As North Korea continues to rattle sabers with missile tests, South Korea is rattling the North’s cage. Using military loudspeakers aimed across the border, South Korea has broadcasted news of the defection of a North Korean soldier since his exit to freedom in November. Video of the escape has been making the rounds on the internet, showing the frantic flight and pursuit by North Korean guards. North Korean soldiers fired at the defector and briefly pursued him across the border. Seoul has criticized the action as a violation of the 1953 armistice, which, technically, ended the Korean War.
South Korea’s loudspeakers are a prime example of psychological warfare. There are nearly a dozen broadcast installations positioned on the border. They play South Korean music, world news, and reports about the abysmal conditions in the North. It should be noted that while this last point seems nonsensical – after all, North Koreans are the ones facing those conditions and should know how bad they are – North Koreans are essentially inmates in the world’s largest prison. Information is strictly controlled, and, in most cases, the people simply do not know what life is like outside their 46,540 square mile prison camp.
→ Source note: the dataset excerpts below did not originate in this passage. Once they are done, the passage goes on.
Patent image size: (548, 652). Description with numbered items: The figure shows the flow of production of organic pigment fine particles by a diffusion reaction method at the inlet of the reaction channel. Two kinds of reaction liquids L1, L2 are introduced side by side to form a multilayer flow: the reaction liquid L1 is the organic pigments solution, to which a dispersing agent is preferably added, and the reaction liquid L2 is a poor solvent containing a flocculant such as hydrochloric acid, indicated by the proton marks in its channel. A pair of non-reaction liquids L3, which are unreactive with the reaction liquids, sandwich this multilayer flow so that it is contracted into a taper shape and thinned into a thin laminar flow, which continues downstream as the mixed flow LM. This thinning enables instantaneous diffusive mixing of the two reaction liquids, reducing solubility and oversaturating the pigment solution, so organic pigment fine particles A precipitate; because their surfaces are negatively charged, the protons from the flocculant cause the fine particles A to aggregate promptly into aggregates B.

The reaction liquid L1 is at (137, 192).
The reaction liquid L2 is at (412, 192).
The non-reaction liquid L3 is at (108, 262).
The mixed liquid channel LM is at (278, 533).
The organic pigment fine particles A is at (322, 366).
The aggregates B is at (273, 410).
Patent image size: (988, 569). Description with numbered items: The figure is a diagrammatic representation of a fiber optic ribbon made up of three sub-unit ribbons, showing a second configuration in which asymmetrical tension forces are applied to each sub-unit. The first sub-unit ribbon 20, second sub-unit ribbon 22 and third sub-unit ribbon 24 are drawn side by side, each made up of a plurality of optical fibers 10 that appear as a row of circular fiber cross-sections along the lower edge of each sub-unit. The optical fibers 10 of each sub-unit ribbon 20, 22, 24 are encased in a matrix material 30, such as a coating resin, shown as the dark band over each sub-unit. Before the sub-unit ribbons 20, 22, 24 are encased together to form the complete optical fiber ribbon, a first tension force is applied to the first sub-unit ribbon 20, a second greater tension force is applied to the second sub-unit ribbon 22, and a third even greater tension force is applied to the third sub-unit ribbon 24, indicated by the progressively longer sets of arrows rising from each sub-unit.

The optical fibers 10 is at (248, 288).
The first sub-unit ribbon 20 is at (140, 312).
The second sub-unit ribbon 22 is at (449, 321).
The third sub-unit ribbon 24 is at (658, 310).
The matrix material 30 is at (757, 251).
Psychological warfare is a powerful tool that can chip away at the resolve of the enemy — and civilian support for their cause. “The supreme art of war,” Sun Tzu teaches, “is to subdue the enemy without fighting.” As the shooting portion of the war between North and South ended in 1953 (despite the occasional flare-up), psychological warfare is one of the few weapons available.
Diplomacy, although difficult given the opponent, is another. Carl von Clausewitz, the Prussian general, military theorist, and unofficial patron saint of military thinkers everywhere, put the issue plainly:
“War is the continuation of politics by other means.”
What this tells us is that diplomacy and warfare, hard and soft power, are two sides of the same coin. They are different means to the same end. Both are useful and, in many cases, are equally compelling. Liberty Nation has reported extensively on the North Korean situation and the ever-moving march to war. One thing is certain. If a shooting war were to revisit the Koreas, the loss of life would be unlike anything seen in modern history.
The South Korea/United States alliance’s greatest strength (our overwhelming military power) is also our greatest weakness. North Korea knows that any military action would lead to complete and total destruction. While some consider North Korea’s military to be a paper tiger, a cornered tiger is still a dangerous one. Left with the certainty of destruction, North Korea would not hesitate to use their military’s full potential immediately. That means thousands of rounds of artillery, rockets, and even the use of nuclear weapons.
Loss of life would reach the thousands within minutes, and the entire situation (not to mention the nuclear disaster) would destabilize the region as a whole.
The Trump Administration needs to learn how to deftly use both sides of the Clausewitz coin, and fast.